De los 24 'in-folios' (libros originales de 70cm de altura) sobre la botánica y la fauna -con paisajes panorámicos del Brasil colonial y de la vida de la familia imperial portuguesa- que fueron robados, 17 fueron llevados enteros y de los otros fueron cortados los grabados de mayor valor.
"Parece que el ladrón tenía las llaves de la sala. Por eso estamos cambiando todas las cerraduras", dijo a la prensa el director del Museo, Alex Azevedo, profesor de paleotología.
"Vamos a liberar recursos para instalar inmediatamente un circuito interno de TV en la biblioteca", agregó.
Para la jefa de la biblioteca del Museo, Laura Maria Takche, "las obras robadas son de un valor incalculable. La persona que ejecutó el robo conocía muy bien los archivos". La especialista agregó que el robo "estaba en curso" cuando fue descubierto.
"Encontramos in-folios en los que los grabados ya habían sido cortados con un estilete pero que aún no habían sido retirados", explicó.
Especialistas, historiadores y antropólogos brasileños reaccionaron con indignación ante el robo, usando expresiones como "escándalo", "pérdida inestimable" o "tragedia cultural".
Para el antropólogo Octavio Velho, del Museo Nacional, la desaparición de las obras es "un escándalo" y muestra la precariedad de una institución que lleva adelante investigaciones de avanzada y conserva archivos de enorme valor.
En por lo menos los últimos 20 años "los gobiernos sucesivos ignoraron ese patrimonio y el museo que posee una de las mayores colecciones de historia natural del país", lamentó Velho.

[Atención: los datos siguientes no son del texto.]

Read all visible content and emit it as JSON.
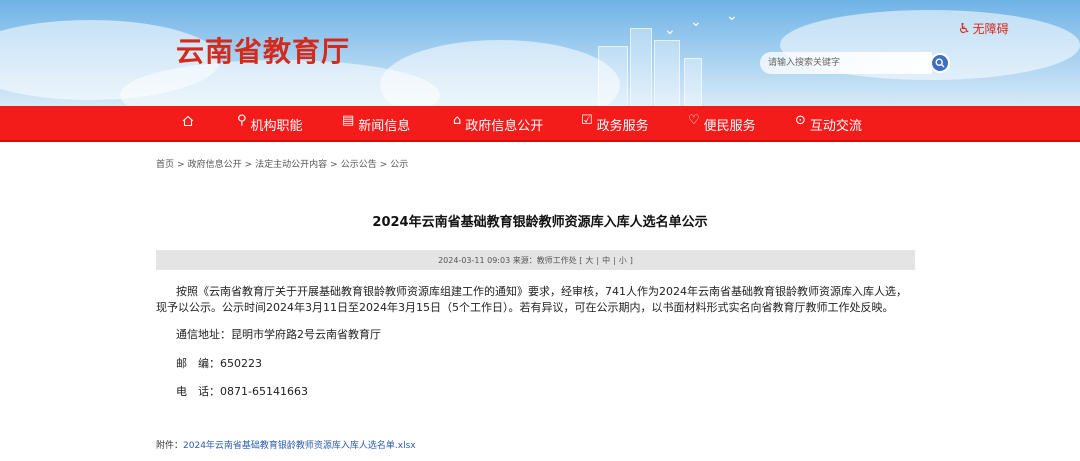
{
  "header": {
    "site_title": "云南省教育厅",
    "accessibility_label": "无障碍",
    "search_placeholder": "请输入搜索关键字"
  },
  "nav": {
    "items": [
      {
        "label": "机构职能",
        "icon": "org-icon"
      },
      {
        "label": "新闻信息",
        "icon": "news-icon"
      },
      {
        "label": "政府信息公开",
        "icon": "gov-icon"
      },
      {
        "label": "政务服务",
        "icon": "service-icon"
      },
      {
        "label": "便民服务",
        "icon": "heart-icon"
      },
      {
        "label": "互动交流",
        "icon": "chat-icon"
      }
    ]
  },
  "breadcrumb": [
    "首页",
    "政府信息公开",
    "法定主动公开内容",
    "公示公告",
    "公示"
  ],
  "article": {
    "title": "2024年云南省基础教育银龄教师资源库入库人选名单公示",
    "meta_prefix": "2024-03-11 09:03 来源：教师工作处 [",
    "font_large": "大",
    "font_medium": "中",
    "font_small": "小",
    "meta_suffix": "]",
    "paragraph": "按照《云南省教育厅关于开展基础教育银龄教师资源库组建工作的通知》要求，经审核，741人作为2024年云南省基础教育银龄教师资源库入库人选，现予以公示。公示时间2024年3月11日至2024年3月15日（5个工作日）。若有异议，可在公示期内，以书面材料形式实名向省教育厅教师工作处反映。",
    "address": "通信地址：昆明市学府路2号云南省教育厅",
    "postcode": "邮　编：650223",
    "phone": "电　话：0871-65141663",
    "attachment_label": "附件：",
    "attachment_link": "2024年云南省基础教育银龄教师资源库入库人选名单.xlsx"
  },
  "colors": {
    "nav_red": "#f41b1b",
    "title_red": "#d42a1c",
    "link_blue": "#2a5db0"
  }
}
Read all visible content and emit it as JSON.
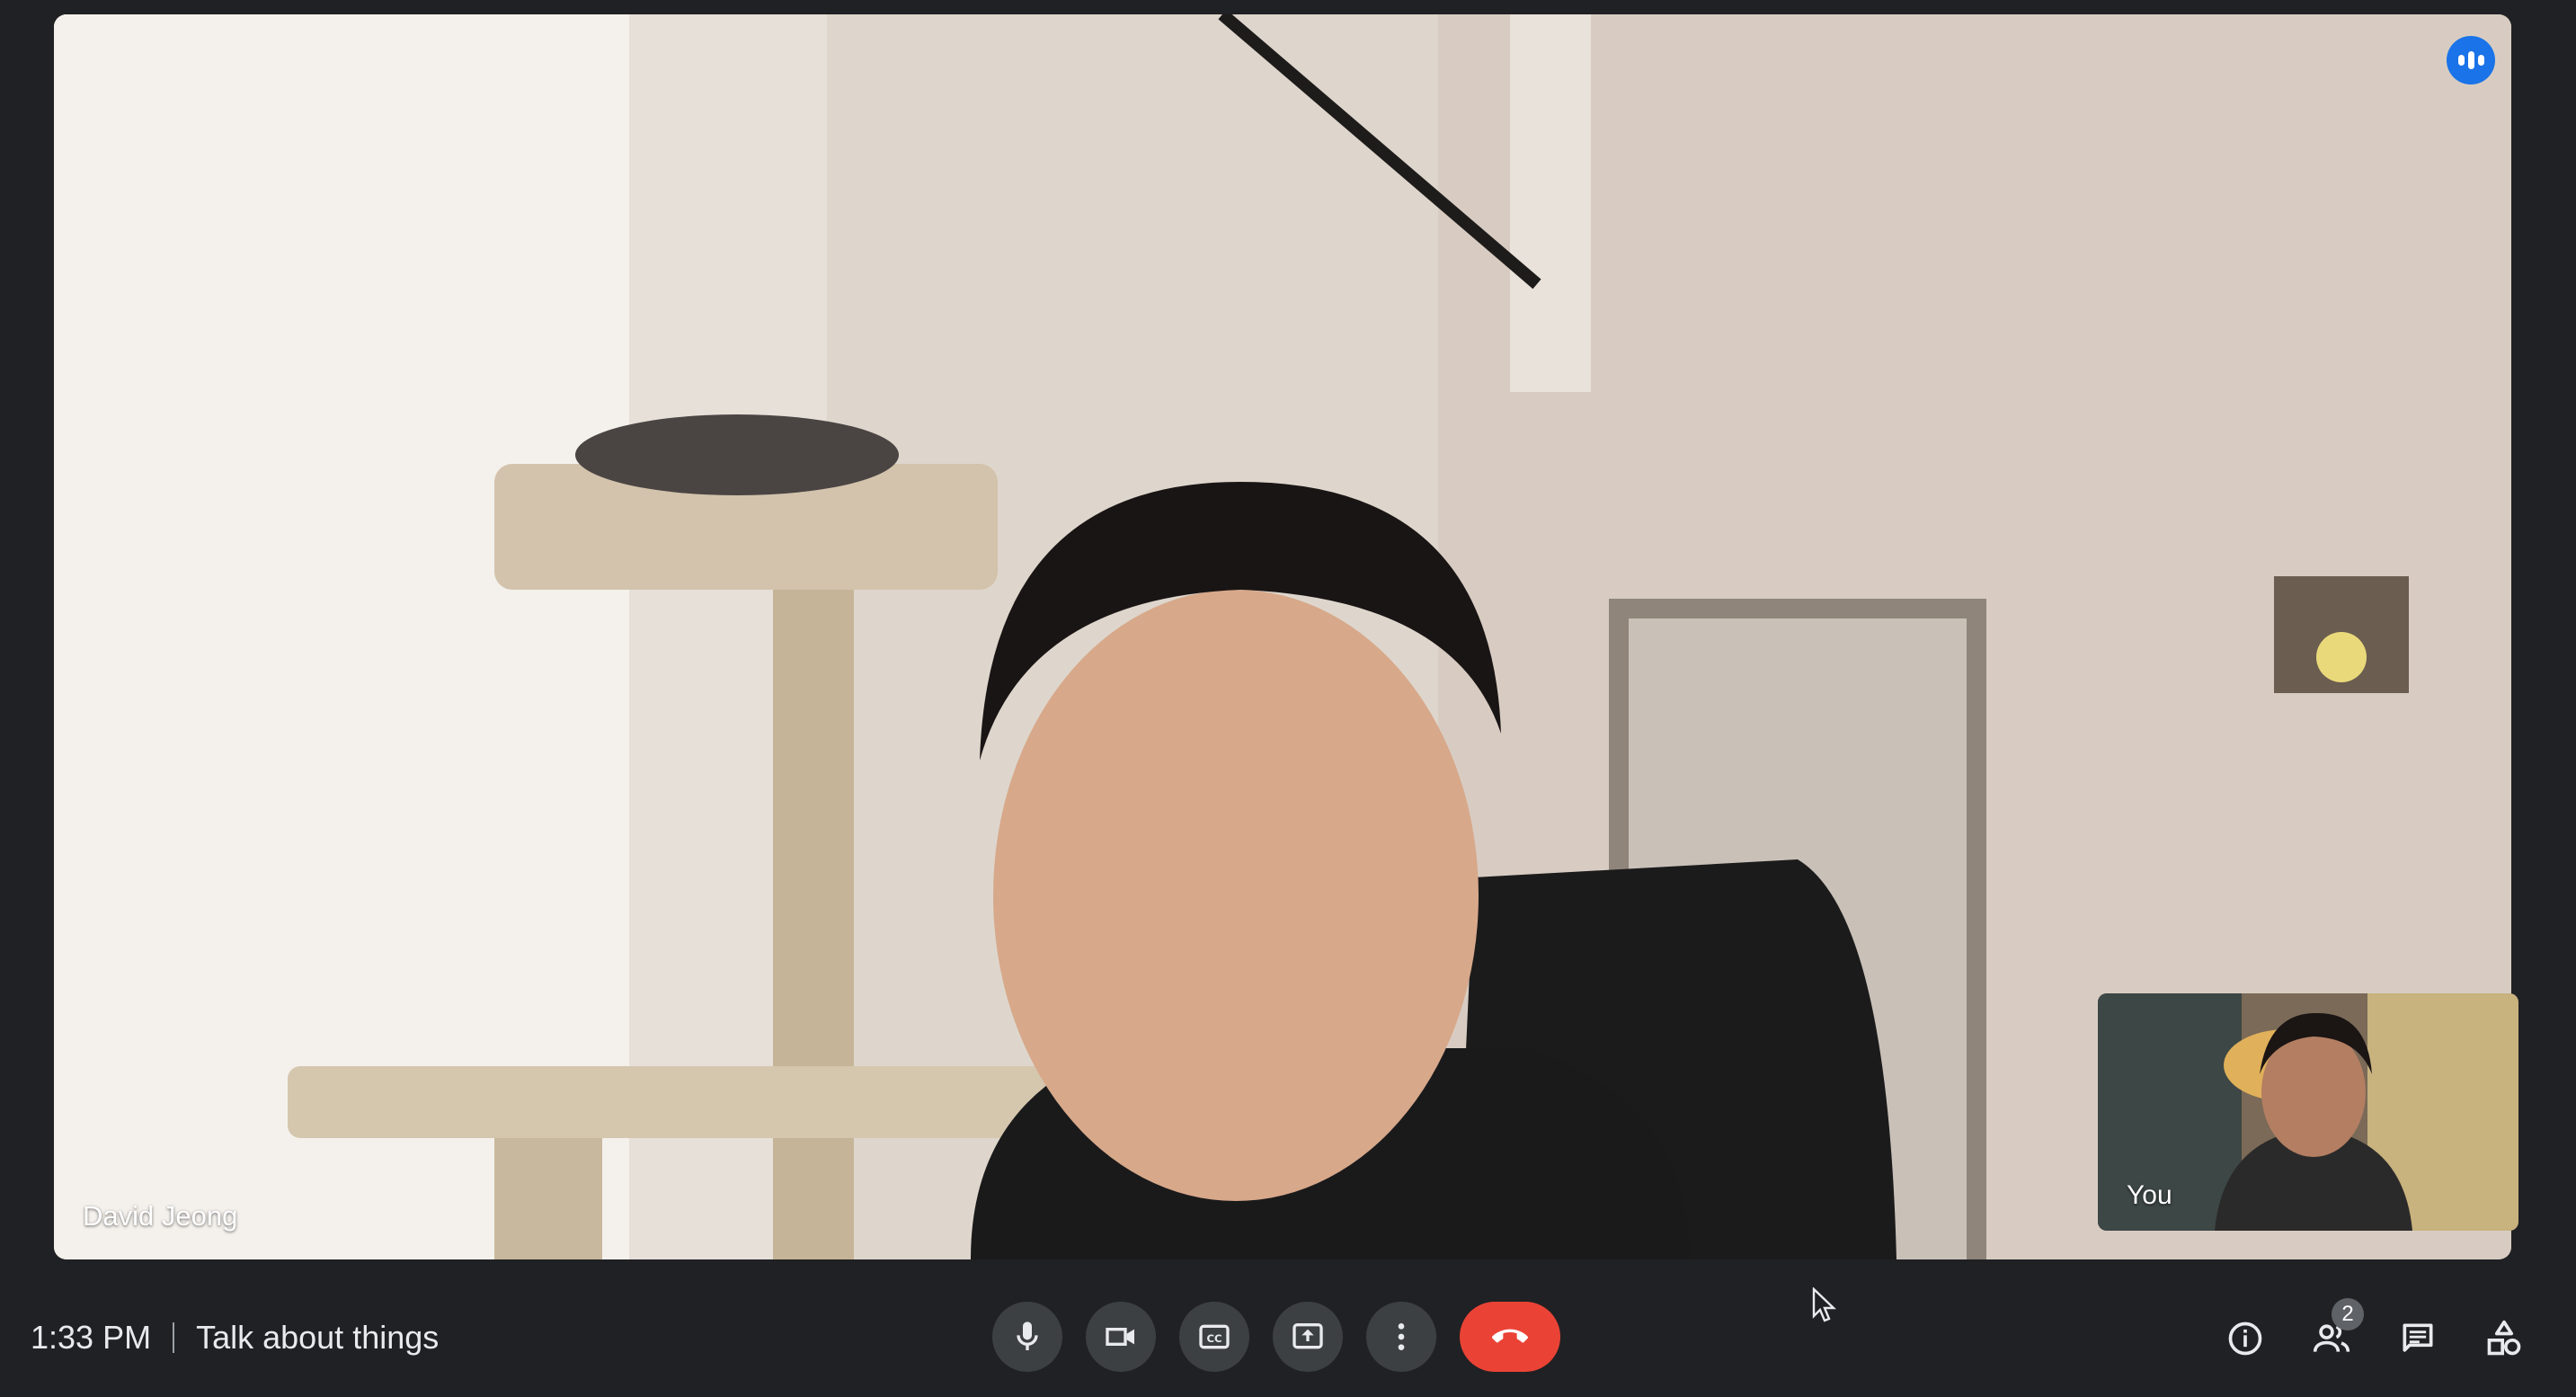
{
  "meeting": {
    "time": "1:33 PM",
    "title": "Talk about things"
  },
  "participants": {
    "main_name": "David Jeong",
    "self_label": "You",
    "count": "2"
  },
  "controls": [
    {
      "name": "microphone-button",
      "icon": "mic-icon"
    },
    {
      "name": "camera-button",
      "icon": "videocam-icon"
    },
    {
      "name": "captions-button",
      "icon": "closed-caption-icon"
    },
    {
      "name": "present-button",
      "icon": "present-screen-icon"
    },
    {
      "name": "more-options-button",
      "icon": "more-vert-icon"
    },
    {
      "name": "leave-call-button",
      "icon": "call-end-icon"
    }
  ],
  "right_actions": [
    {
      "name": "meeting-details-button",
      "icon": "info-icon"
    },
    {
      "name": "people-button",
      "icon": "people-icon"
    },
    {
      "name": "chat-button",
      "icon": "chat-icon"
    },
    {
      "name": "activities-button",
      "icon": "activities-icon"
    }
  ],
  "colors": {
    "background": "#202124",
    "control_bg": "#3c4043",
    "end_call": "#ea4335",
    "speaking_indicator": "#1a73e8"
  }
}
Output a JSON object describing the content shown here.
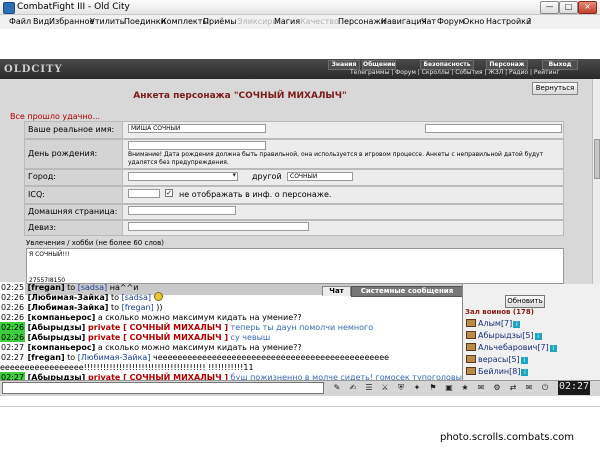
{
  "window": {
    "title": "CombatFight III - Old City"
  },
  "menu": [
    {
      "label": "Файл",
      "disabled": false
    },
    {
      "label": "Вид",
      "disabled": false
    },
    {
      "label": "Избранное",
      "disabled": false
    },
    {
      "label": "Утилиты",
      "disabled": false
    },
    {
      "label": "Поединки",
      "disabled": false
    },
    {
      "label": "Комплекты",
      "disabled": false
    },
    {
      "label": "Приёмы",
      "disabled": false
    },
    {
      "label": "Эликсиры",
      "disabled": true
    },
    {
      "label": "Магия",
      "disabled": false
    },
    {
      "label": "Качество",
      "disabled": true
    },
    {
      "label": "Персонажи",
      "disabled": false
    },
    {
      "label": "Навигация",
      "disabled": false
    },
    {
      "label": "Чат",
      "disabled": false
    },
    {
      "label": "Форум",
      "disabled": false
    },
    {
      "label": "Окно",
      "disabled": false
    },
    {
      "label": "Настройки",
      "disabled": false
    },
    {
      "label": "?",
      "disabled": false
    }
  ],
  "game": {
    "logo": "OLDCITY",
    "tabs": [
      "Знания",
      "Общение",
      "Безопасность",
      "Персонаж",
      "Выход"
    ],
    "subnav": "Телеграммы | Форум | Скроллы | События | ЖЗЛ | Радио | Рейтинг"
  },
  "form": {
    "title": "Анкета персонажа \"СОЧНЫЙ МИХАЛЫЧ\"",
    "back_label": "Вернуться",
    "success_msg": "Все прошло удачно...",
    "real_name_label": "Ваше реальное имя:",
    "real_name_value": "МИША СОЧНЫЙ",
    "birthday_label": "День рождения:",
    "birthday_warning": "Внимание! Дата рождения должна быть правильной, она используется в игровом процессе. Анкеты с неправильной датой будут удалятся без предупреждения.",
    "city_label": "Город:",
    "city_other_label": "другой",
    "city_other_value": "СОЧНЫЙ",
    "icq_label": "ICQ:",
    "icq_hide_label": "не отображать в инф. о персонаже.",
    "homepage_label": "Домашняя страница:",
    "motto_label": "Девиз:",
    "hobby_label": "Увлечения / хобби (не более 60 слов)",
    "hobby_value": "Я СОЧНЫЙ!!!",
    "hobby_extra": "27557I8150"
  },
  "chat": {
    "tab_chat": "Чат",
    "tab_system": "Системные сообщения",
    "lines": [
      {
        "time": "02:25",
        "green": false,
        "user": "fregan",
        "to": "sadsa",
        "msg": " на^^и",
        "priv": false,
        "smile": false
      },
      {
        "time": "02:26",
        "green": false,
        "user": "Любимая-Зайка",
        "to": "sadsa",
        "msg": "",
        "priv": false,
        "smile": true
      },
      {
        "time": "02:26",
        "green": false,
        "user": "Любимая-Зайка",
        "to": "fregan",
        "msg": " ))",
        "priv": false,
        "smile": false
      },
      {
        "time": "02:26",
        "green": false,
        "user": "компаньерос",
        "to": "",
        "msg": " а сколько можно максимум кидать на умение??",
        "priv": false,
        "smile": false
      },
      {
        "time": "02:26",
        "green": true,
        "user": "Абырыдзы",
        "to": "СОЧНЫЙ МИХАЛЫЧ",
        "msg": " теперь ты даун помолчи немного",
        "priv": true,
        "smile": false
      },
      {
        "time": "02:26",
        "green": true,
        "user": "Абырыдзы",
        "to": "СОЧНЫЙ МИХАЛЫЧ",
        "msg": " су чевыш",
        "priv": true,
        "smile": false
      },
      {
        "time": "02:27",
        "green": false,
        "user": "компаньерос",
        "to": "",
        "msg": " а сколько можно максимум кидать на умение??",
        "priv": false,
        "smile": false
      },
      {
        "time": "02:27",
        "green": false,
        "user": "fregan",
        "to": "Любимая-Зайка",
        "msg": " чеееееееееееееееееееееееееееееееееееееееееееееее",
        "priv": false,
        "smile": false
      },
      {
        "time": "",
        "green": false,
        "user": "",
        "to": "",
        "msg": "eeeeeeeeeeeeeeeee!!!!!!!!!!!!!!!!!!!!!!!!!!!!!!!!!!!!!! !!!!!!!!!!!11",
        "priv": false,
        "smile": false
      },
      {
        "time": "02:27",
        "green": true,
        "user": "Абырыдзы",
        "to": "СОЧНЫЙ МИХАЛЫЧ",
        "msg": " буш пожизненно в молче сидеть! гомосек тупоголовый",
        "priv": true,
        "smile": false
      }
    ]
  },
  "room": {
    "refresh_label": "Обновить",
    "title": "Зал воинов (178)",
    "users": [
      {
        "name": "Алым",
        "level": "[7]"
      },
      {
        "name": "Абырыдзы",
        "level": "[5]"
      },
      {
        "name": "Альчебарович",
        "level": "[7]"
      },
      {
        "name": "верасы",
        "level": "[5]"
      },
      {
        "name": "Бейлин",
        "level": "[8]"
      }
    ]
  },
  "toolbar": {
    "clock": "02:27",
    "icons": [
      "scroll-icon",
      "pen-icon",
      "book-icon",
      "sword-icon",
      "shield-icon",
      "fight-icon",
      "map-icon",
      "bag-icon",
      "star-icon",
      "chat-icon",
      "gear-icon",
      "trade-icon",
      "letter-icon",
      "exit-icon"
    ]
  },
  "watermark": "photo.scrolls.combats.com",
  "colors": {
    "accent_red": "#b00000",
    "chat_highlight": "#3fce3f",
    "title_red": "#7a1a1a"
  }
}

Los recursos del orden de 40 millones de reales (14 millones de dólares), prometidos en 2003 por el gobierno federal para restaurar el museo, hasta el momento no fueron liberados.
El Museo fue fundado por el emperador Joao VI en 1818 en el centro de Río de Janeiro, y la biblioteca, inaugurada en 1863, reúne más de 20.000 obras, entre ellas mil 700 in-folios y otros 2 mil 500 libros raros.
Con la proclamación de la República, los archivos fueron transportados al Palacio de Quinta da Boa Vista (en la zona norte de la ciudad).
El museo de 7mil m2 no dispone de un sistema especial de seguridad ni de protección contra incendios. En 1995, una momia egipcia de 3 mil años resultó dañada por una gotera en el techo y encharcada por la lluvia, que acabó por inundar la sala donde se encontraba.